Russian authorities arrested more than two dozen people as part of a law enforcement operation against an alleged network of illicit websites where users bought and sold stolen payment cards and personal data.
The Federal Security Service (FSB) on March 20 apprehended 25 people, including Russians and foreign nationals, for their alleged roles in a digital identity theft ring, the agency announced on Tuesday.
The accused scammers were allegedly running a dark web marketplace called BuyBest, or GoldenShop, and dozens of corresponding “mirror” websites, according to an alert from the threat intelligence firm Gemini Advisory, which was obtained by CyberScoop. Alexey Stroganov, an accused hacker who went by the name “Flint24,” was among those arrested, according to a court file posted on a Moscow city website. A partial list of those those charged appears to have been published on a LiveJournal page.

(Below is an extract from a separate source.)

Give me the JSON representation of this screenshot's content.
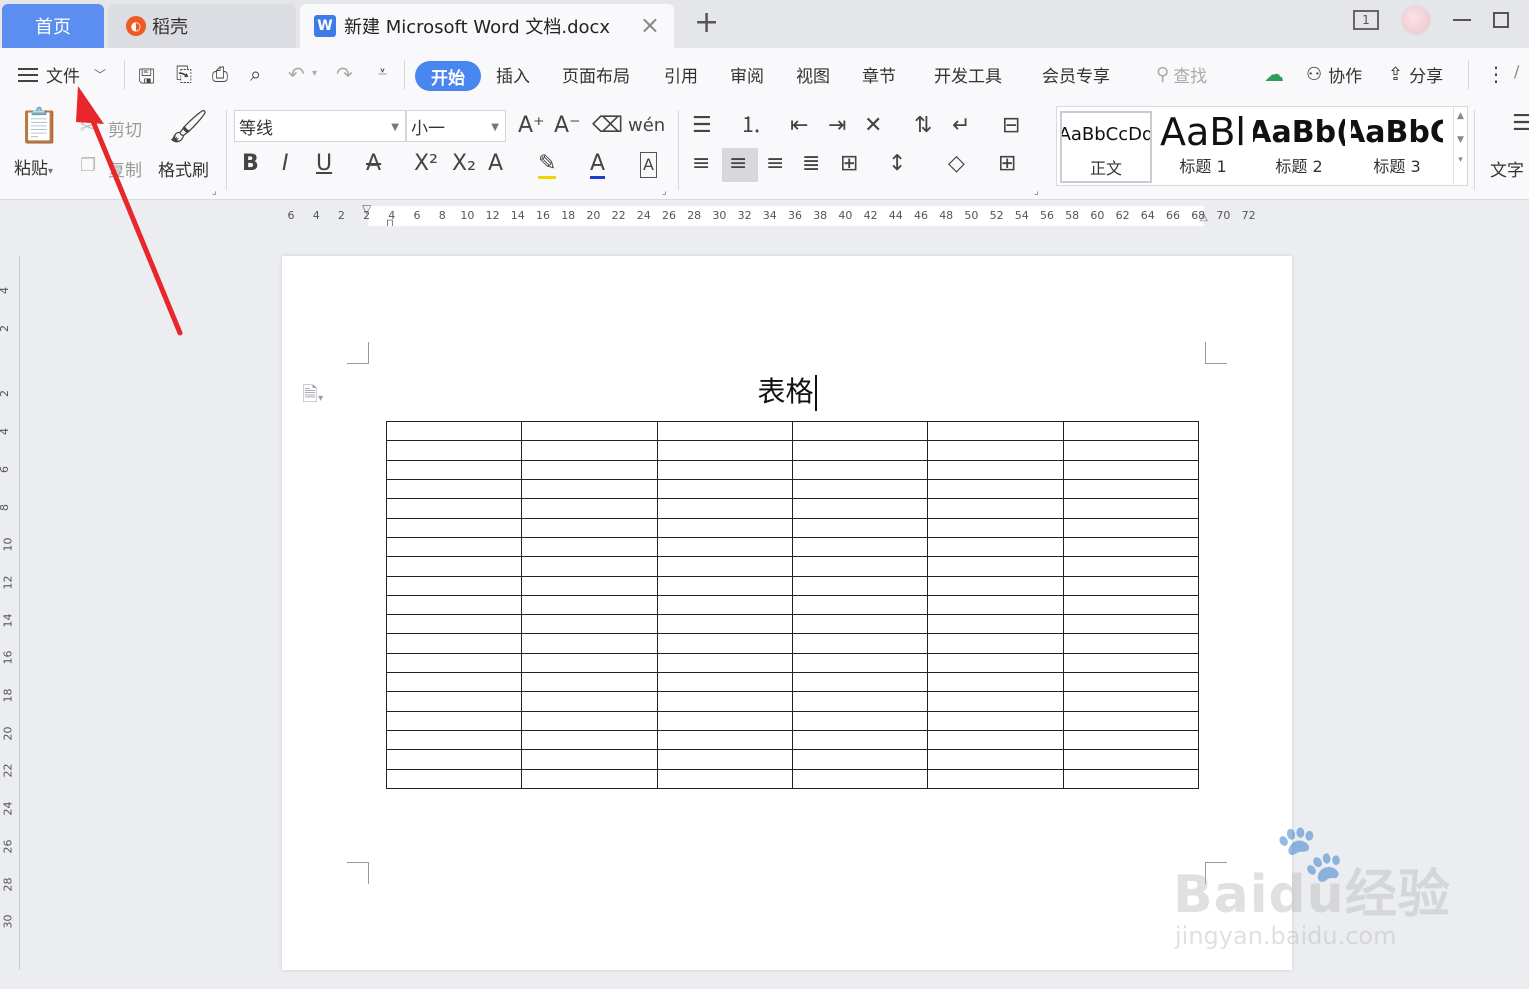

Multiple discussion forums on Russian-language cybercriminal markets were focused on the arrests, said Harrison Van Riper, a senior analyst at the threat intelligence firm Digital Shadows. Shops allegedly operated by Flint24 and the larger group included sites on the open internet, such as wuzzup[.]com and dumpsmania24[.com], as well as pages only accessible on the dark web.
A video first published by Russia’s state-owned Zvezda appears to show FSB officers arresting a number of alleged conspirators.

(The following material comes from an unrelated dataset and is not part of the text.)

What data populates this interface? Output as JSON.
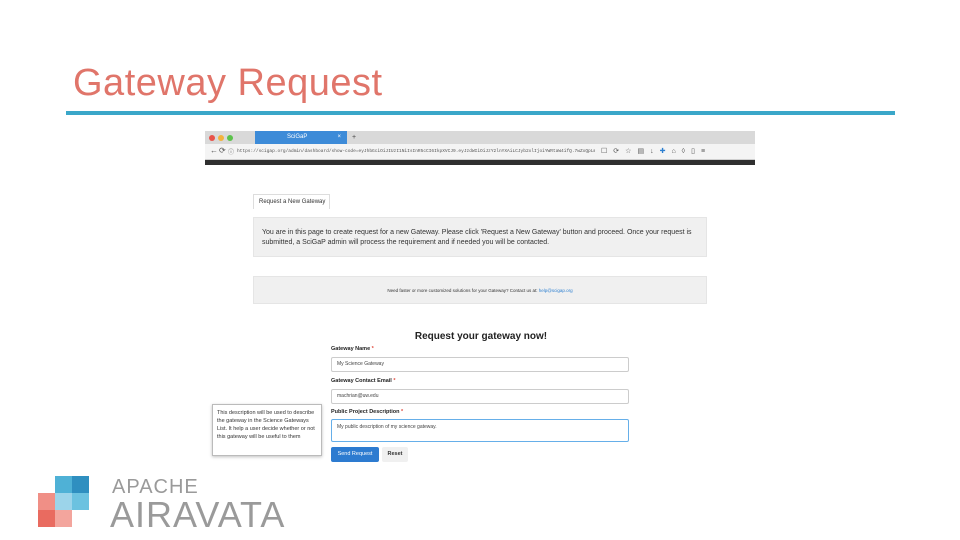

Russian law enforcement action against accused cybercriminals inside Russian borders is exceedingly rare. The Kremlin has sought to prevent the extradition of Russian nationals accused of cybercrimes to stand trial abroad. U.S. prosecutors, meanwhile, have alleged that Russian scammers sometimes coordinate their operations with the FSB, using their access to hacked American systems to benefit Russian intelligence.
In this case, according to the FSB, the suspects operated BuyBest/GoldenShop and roughly 90 mirror pages, which were meant to keep the forums running in the event a main site was shut down. Sites with names like “BuyBestCC” and “BuyBestBiz” were used to traffic stolen data. Operators also advertised their services on another forum called CarderBazar.
Gemini Advisory confirmed that BuyBest/GoldenShop and its network of other sites have gone offline. Cached web pages still available online advertise databases of stolen payment cards, including hard-to-steal debit PIN numbers, and other personal details. One site claims it’s been accessible since 2013.
“Based on the 20% to 30% commission markets generally receive, the BuyBest administrators likely generated between $14 million and $20 million USD in revenue[,]” Gemini researchers said in their internal bulletin.
Russian police say they apprehended the defendants, including Ukrainian and Lithuanian citizens, in 11 regions of Russia. Searches yielded roughly $1 million in U.S. cash, 3 million rubles, gold bars, computers, servers, firearms and counterfeit identification, including Russian passports and government documents, according to the FSB.
Exactly why police acted against this group, and not others, remains unclear. American security researchers long have suggested that Russian law enforcement would tolerate cybercriminal activity under the conditions that hacking crews and forum members only target people outside the country.
Stroganov was active on multiple top tier Russian marketplaces, researchers said. He previously served two years of a six years sentence for a prior cybercriminal conviction, according to Gemini’s findings. Stroganov also previously operated websites dedicated to credit card fraud, with names like realplastic[.]org and carders[.]org,” according to Digital Shadows.
This arrest comes after U.S. police arrested Kirill Victorovich Firsov, another Russian man, at a New York City airport in connection with an investigation into Deer.io, a hosting service meant to keep nefarious websites online. The U.S. Department of Justice announced on Tuesday it had shut down Deer.io, which claimed to oversee 24,000 active websites with more than $17 million in sales.
The two cases do not appear to be related.